Osserva il Collegio come, secondo il disposto della legge n. 247 del 31 dicembre 2012 (recante la “Nuova disciplina dell’ordinamento della professione forense”, comprensiva delle norme sul procedimento disciplinare), in relazione alla fase istruttoria pre-dibattimentale concernente il procedimento disciplinare nei confronti degli avvocati, è fatto obbligo all’autorità procedente di provvedere alla comunicazione dell’avvio dell’istruttoria all’incolpato, con l’invito a formulare per iscritto le proprie osservazioni (art. 58, comma secondo), rimettendo quindi la scelta di disporne o meno l’audizione personale alla discrezionalità del consigliere istruttore nominato dal presidente del consiglio distrettuale di disciplina, in qualità di responsabile della fase in questione; in tale contesto, l’indispensabilità dell’audizione dell’incolpato non è prevista neppure in riferimento alla fase dibattimentale, avendo l’incolpato diritto di sottoporsi all’esame soltanto se ne faccia richiesta o vi acconsenta (art. 59 lett. e).

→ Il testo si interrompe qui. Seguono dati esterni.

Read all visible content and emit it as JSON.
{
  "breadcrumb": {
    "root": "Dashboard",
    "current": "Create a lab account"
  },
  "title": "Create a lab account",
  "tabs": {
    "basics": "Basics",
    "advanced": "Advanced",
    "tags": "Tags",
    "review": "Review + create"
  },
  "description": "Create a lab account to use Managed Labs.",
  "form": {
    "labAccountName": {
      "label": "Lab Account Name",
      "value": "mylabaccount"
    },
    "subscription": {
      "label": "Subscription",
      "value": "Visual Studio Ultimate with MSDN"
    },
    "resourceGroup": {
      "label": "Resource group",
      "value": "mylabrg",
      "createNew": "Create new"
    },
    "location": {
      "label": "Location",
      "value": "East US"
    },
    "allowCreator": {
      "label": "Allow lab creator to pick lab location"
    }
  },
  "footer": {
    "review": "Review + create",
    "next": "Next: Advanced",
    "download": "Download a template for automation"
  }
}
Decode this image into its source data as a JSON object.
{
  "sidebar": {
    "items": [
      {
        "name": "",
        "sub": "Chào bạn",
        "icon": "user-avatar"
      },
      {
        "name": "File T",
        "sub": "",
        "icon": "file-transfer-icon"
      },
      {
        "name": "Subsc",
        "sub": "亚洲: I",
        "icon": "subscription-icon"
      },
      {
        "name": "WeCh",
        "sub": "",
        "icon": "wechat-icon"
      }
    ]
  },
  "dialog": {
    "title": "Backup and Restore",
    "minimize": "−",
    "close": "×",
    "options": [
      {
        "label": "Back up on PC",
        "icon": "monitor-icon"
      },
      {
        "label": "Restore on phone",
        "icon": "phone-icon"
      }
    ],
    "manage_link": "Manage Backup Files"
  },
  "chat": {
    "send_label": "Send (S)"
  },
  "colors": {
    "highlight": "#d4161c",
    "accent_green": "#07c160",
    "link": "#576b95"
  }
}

La stessa applicabilità delle norme del codice di procedura penale è inoltre prevista soltanto in via suppletiva, in mancanza di una specifica disciplina della legge professionale e nei limiti della compatibilità con quest’ultima (art. 58, lett. n).

Dev’essere pertanto disattesa la censura in esame, nella parte in cui deduce che la mancata audizione dell’incolpato nella fase preliminare comportasse la nullità del procedimento svoltosi dinanzi al Consiglio dell’Ordine, dovendo escludersi la possibilità di estendere alla già menzionata fase preliminare le prescrizioni e le garanzie previste per quella dibattimentale, tenuto altresì conto che il diritto di difesa dell’incolpato, già tutelato dal riconoscimento delle più ampie garanzie nella fase che si apre con la citazione a giudizio, è comunque salvaguardato, in quella precedente, dalla previsione della facoltà di formulare per iscritto le proprie osservazioni, a norma dell’art. 58, comma secondo della legge n. 247/2012 cit. (cfr., sul punto, Cass., Sez. U, Sentenza n. 13167 del 17/05/2021, in motivazione).

L’esclusione di alcun diritto dell’incolpato ad essere personalmente ascoltato nel corso della fase preliminare al dibattimento disciplinare (e la conseguente esclusione di alcuna nullità del procedimento in relazione al mancato ascolto dell’incolpato in questa fase), vale ad assorbire la rilevanza della seconda parte della doglianza in esame, volta a censurare le ritenuta sussistenza, nel caso di specie, di un assoluto impedimento dell’incolpato a presenziare alla propria (disposta) audizione in sede istruttoria.